Mirikizumab Offers Durable Response Up to 2 Years in UC
TOPLINE:
Maintenance mirikizumab is well-tolerated and provides a durable response for up to 2 years in patients with ulcerative colitis who initially respond to treatment.
METHODOLOGY:
- Despite advances in expanding treatment options for patients with ulcerative colitis, long-term satisfactory outcomes remain elusive, and there is a need to not only control clinical symptoms but also achieve mucosal healing.
- Researchers previously assessed the use of mirikizumab in the 12-week LUCENT-1 induction study and the 40-week LUCENT-2 maintenance study.

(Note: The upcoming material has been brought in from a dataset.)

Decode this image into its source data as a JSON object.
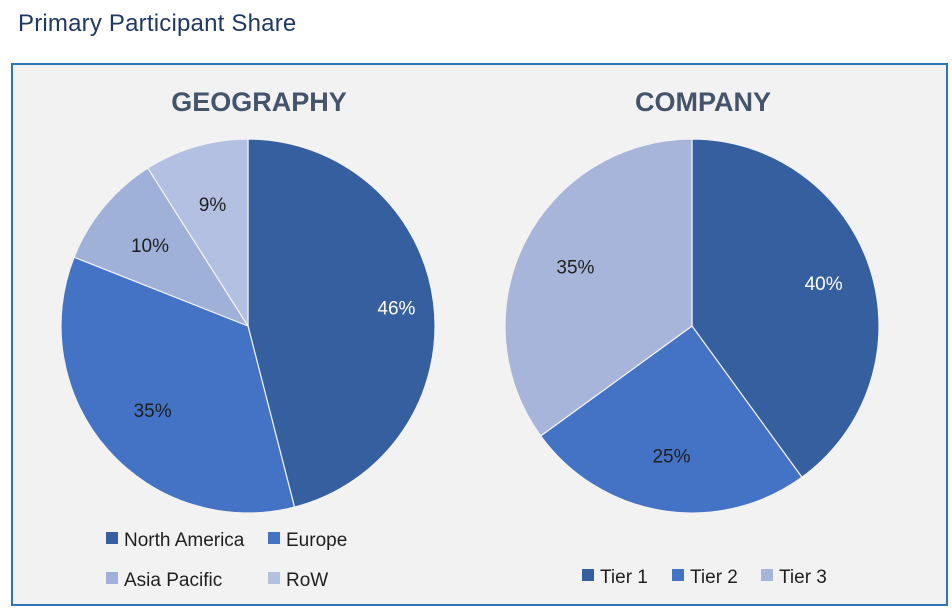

- LUCENT-3 is an open-label, phase 3 extension study, in which researchers examined the efficacy and safety of mirikizumab following 104 weeks of continuous treatment in patients with moderately to severely active ulcerative colitis.
- Among patients from LUCENT-2 who completed 52 weeks of treatment, 266 mirikizumab induction responders and 102 extended induction responders were included and received mirikizumab 200 mg every 4 weeks for an additional 52 weeks.
TAKEAWAY:
- At week 104, 74.5% of week 52 responders had a clinical response and 54.0% had clinical remission.
- The corticosteroid-free, endoscopic, histologic-endoscopic mucosal, symptomatic, and bowel urgency remission rates were 52.7%, 65.3%, 47.7%, 67.8%, and 50.2%, respectively.
- Histologic-endoscopic mucosal and bowel urgency improvement rates were 53.1% and 67.0%, respectively. Improvement in abdominal pain also was reported.
- The most common adverse events were pyrexia, diarrhea, injection site pain, abdominal pain, and gastroenteritis. Severe treatment-emergent adverse events were observed in 4.5% of patients.
- Quality of life and Inflammatory Bowel Disease Questionnaire scores across all domains (bowel symptoms, emotional function, social function, and systemic symptoms) improved over time.
IN PRACTICE:
"These data support the long-term benefit of continuous mirikizumab treatment for 104 weeks, with or without extended induction, on clinical, endoscopic, histologic, and symptomatic endpoints, including for biologic-failed patients," the authors concluded.
SOURCE:
The study, led by Bruce E. Sands, MD, from the Icahn School of Medicine, at Mount Sinai, New York City, was published online in Inflammatory Bowel Diseases.
LIMITATIONS:
There was no comparator group, and an open design may result in potential bias.The researchers did not examine the entire LUCENT program population, which could affect the overall findings. The clinical remission rate could be misrepresented on the basis of the sample composition.
DISCLOSURES:
The study was funded by Eli Lilly and Company. Five authors declared being Eli Lilly and Company employees and stockholders. Several authors declared receiving research grants, consulting and speaking fees, and support from AbbVie Inc., Alimentiv, and Amgen, among others.